Um Corpo Que Cai (Vertigo - 1958)
Alfred Hitchcock prestava tremenda atenção nos detalhes e
incitava seu público a acompanhá-lo nessa postura ativa, não apenas observando,
mas fazendo parte da investigação. Basta nos lembrarmos da cena do
infantilizado quarto de Norman Bates em “Psicose”, onde por alguns segundos, a
câmera foca no vinil que repousava na vitrola: “Eroica, Sinfonia No. 3, E-flat
major, Op.55 de Beethoven”. Na marcha fúnebre composta no século 19, à memória
de Napoleão, está contido o trecho que serviu de inspiração para Bernard
Herrmann emoldurar as facadas na cena do chuveiro. São detalhes que podem
passar despercebidos, mas o mestre do suspense preferia nunca subestimar o
indivíduo sentado na sala escura.
Em “Um Corpo que Cai”, um dos símbolos visuais mais fortes (além do verde como
símbolo da morte) é a espiral, representando o vazio (o protagonista vive de
frágeis ilusões mentirosas) e a impossibilidade do total controle emocional
pelo ser humano. Na abertura clássica de Saul Bass ela aparece nos olhos de uma
mulher. Quando o personagem de James Stewart olha para seu parceiro morto no
asfalto, os membros de seu corpo formam uma espiral. Mais adiante na trama, a
Carlotta pintada no quadro mantém seu cabelo preso em forma de meticuloso
espiral, assim como Madeleine (a câmera foca nesse detalhe) que a observa. Judy
ostenta um corte de cabelo com pequenas espirais caídas sem precisão sobre sua
testa, como se simbolizasse um caos que Scottie (Stewart) precisará controlar.
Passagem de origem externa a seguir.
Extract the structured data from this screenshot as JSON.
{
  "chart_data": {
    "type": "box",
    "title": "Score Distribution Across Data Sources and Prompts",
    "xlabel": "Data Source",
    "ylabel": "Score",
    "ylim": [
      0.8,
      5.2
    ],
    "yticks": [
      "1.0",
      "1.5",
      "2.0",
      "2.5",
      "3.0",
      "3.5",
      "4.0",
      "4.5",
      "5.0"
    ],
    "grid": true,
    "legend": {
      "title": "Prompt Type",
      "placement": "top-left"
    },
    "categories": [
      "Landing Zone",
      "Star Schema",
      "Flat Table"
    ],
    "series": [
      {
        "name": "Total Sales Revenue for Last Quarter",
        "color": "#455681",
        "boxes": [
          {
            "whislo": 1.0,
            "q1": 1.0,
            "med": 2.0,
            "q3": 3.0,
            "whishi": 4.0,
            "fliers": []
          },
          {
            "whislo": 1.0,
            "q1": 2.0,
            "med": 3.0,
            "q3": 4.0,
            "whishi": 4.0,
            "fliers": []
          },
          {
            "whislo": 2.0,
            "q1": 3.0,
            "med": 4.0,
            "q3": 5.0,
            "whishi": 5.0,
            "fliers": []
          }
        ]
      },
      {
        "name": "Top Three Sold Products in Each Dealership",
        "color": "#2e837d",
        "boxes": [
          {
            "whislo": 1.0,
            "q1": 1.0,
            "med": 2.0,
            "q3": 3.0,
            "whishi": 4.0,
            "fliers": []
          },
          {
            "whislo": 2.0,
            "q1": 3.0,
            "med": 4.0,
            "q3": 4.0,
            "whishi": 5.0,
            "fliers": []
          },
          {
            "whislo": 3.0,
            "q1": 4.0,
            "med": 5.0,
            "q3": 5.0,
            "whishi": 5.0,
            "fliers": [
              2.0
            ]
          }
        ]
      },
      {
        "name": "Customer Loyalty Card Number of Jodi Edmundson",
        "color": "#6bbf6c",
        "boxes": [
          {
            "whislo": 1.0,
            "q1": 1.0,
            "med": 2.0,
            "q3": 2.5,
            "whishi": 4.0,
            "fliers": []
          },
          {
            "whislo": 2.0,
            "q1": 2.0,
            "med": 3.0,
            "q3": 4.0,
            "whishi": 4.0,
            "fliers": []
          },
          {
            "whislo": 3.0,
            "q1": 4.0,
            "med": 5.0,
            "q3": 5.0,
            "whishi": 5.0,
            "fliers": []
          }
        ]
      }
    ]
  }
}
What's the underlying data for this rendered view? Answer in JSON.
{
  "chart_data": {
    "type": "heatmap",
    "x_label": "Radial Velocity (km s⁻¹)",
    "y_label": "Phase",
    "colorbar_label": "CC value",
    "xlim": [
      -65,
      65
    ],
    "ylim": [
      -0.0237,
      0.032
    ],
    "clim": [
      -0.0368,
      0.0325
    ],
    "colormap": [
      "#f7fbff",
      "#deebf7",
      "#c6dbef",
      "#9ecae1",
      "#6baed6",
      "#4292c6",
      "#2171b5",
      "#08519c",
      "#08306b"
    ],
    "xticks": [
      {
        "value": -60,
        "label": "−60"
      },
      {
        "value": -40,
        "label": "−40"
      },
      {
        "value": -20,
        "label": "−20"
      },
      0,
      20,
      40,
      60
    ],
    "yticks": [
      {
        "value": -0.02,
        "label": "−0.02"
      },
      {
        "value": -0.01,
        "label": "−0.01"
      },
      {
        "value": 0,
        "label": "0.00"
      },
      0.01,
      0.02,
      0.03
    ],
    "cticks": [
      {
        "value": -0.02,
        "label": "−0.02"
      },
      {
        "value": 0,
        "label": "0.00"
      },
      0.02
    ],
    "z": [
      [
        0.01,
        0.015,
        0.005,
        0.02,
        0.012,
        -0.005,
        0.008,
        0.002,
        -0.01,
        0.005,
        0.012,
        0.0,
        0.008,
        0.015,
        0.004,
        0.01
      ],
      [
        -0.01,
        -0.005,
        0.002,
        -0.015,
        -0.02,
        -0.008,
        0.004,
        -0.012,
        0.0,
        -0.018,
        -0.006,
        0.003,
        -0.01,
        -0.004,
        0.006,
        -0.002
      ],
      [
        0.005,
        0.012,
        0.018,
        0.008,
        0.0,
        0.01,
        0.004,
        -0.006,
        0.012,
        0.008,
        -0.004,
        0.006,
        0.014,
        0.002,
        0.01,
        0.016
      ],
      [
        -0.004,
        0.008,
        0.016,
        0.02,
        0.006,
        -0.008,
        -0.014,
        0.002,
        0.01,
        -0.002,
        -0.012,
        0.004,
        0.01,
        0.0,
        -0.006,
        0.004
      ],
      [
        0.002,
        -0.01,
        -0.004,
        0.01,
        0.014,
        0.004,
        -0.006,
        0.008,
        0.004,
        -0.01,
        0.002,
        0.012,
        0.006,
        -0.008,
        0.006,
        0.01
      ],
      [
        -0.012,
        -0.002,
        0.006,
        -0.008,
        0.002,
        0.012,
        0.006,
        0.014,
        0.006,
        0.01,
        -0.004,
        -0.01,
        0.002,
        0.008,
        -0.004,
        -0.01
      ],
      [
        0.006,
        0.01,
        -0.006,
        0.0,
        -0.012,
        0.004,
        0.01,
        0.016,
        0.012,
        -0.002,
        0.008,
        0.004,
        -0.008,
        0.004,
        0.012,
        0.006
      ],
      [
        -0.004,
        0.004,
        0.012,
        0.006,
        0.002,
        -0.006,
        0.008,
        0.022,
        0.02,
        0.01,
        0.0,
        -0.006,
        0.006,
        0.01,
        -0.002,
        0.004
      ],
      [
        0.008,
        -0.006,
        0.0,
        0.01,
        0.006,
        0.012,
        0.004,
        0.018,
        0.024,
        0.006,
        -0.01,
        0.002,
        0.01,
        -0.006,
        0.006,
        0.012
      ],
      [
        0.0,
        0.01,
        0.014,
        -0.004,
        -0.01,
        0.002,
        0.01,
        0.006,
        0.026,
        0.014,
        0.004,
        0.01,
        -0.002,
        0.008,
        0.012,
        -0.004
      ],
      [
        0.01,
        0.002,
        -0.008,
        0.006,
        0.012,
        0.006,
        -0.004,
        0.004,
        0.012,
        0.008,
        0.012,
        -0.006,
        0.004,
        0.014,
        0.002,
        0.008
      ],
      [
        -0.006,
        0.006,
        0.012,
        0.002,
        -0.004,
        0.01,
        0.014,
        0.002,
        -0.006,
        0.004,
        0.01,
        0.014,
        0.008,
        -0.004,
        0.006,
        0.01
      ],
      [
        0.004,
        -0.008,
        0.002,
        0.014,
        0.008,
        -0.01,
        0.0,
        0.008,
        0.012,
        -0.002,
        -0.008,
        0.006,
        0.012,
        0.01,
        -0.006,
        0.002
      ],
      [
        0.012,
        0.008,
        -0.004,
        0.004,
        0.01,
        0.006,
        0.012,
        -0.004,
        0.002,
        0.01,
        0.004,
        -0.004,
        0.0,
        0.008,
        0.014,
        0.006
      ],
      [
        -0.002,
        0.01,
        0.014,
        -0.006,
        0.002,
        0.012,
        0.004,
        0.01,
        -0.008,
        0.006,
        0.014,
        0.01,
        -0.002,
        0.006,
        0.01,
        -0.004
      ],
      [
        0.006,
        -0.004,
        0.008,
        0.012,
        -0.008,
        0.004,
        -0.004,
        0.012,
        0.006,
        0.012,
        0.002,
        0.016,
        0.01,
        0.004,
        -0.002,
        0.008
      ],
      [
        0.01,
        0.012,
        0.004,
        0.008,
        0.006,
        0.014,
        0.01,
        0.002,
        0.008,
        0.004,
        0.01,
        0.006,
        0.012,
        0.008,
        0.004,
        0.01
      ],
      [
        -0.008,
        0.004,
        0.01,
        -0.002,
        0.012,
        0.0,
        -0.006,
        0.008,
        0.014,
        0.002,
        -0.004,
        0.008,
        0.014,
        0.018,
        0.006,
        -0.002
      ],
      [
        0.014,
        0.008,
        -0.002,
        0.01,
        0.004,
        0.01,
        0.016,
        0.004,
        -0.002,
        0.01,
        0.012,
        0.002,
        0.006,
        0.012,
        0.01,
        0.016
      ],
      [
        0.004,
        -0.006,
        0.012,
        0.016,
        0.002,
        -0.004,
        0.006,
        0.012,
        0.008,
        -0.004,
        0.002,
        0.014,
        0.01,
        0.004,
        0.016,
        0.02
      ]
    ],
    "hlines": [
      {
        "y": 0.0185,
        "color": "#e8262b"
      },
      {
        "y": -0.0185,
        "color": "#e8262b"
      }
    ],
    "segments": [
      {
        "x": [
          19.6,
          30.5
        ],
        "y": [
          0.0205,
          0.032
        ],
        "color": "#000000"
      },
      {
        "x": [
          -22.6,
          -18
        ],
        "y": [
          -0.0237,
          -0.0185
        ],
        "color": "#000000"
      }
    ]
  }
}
A morte do colega e a presença da enigmática mulher são fatores que auxiliam no
gradual descontrole emocional do protagonista. A espiral retorna no brilhante
desfecho, representada pela escada da igreja.
Analisando literalmente o roteiro, podemos (e boa parte da crítica da época
assim o fez) vê-lo apenas como uma engenhosa história de detetive, mas pela
ótica da psicologia a trama traça os meandros do labirinto da mente de um homem
perturbado por um devastador sentimento de culpa, que o faz tentar
desesperadamente transformar Judy (Kim Novak) em um objeto de fetiche, enquanto
procura curar o deslocamento do seu ego. Ao resgatar Madeleine do afogamento
certo, Scottie se torna Orfeu, disposto a tudo para trazer sua Eurídice de
volta do Hades. Como Pigmalião, será sua insistência em recriá-la (recriar a
perfeição que idealiza) no corpo de outra mulher a causa de sua tragédia, não
sua recorrente acrofobia, um ótimo “MacGuffin”.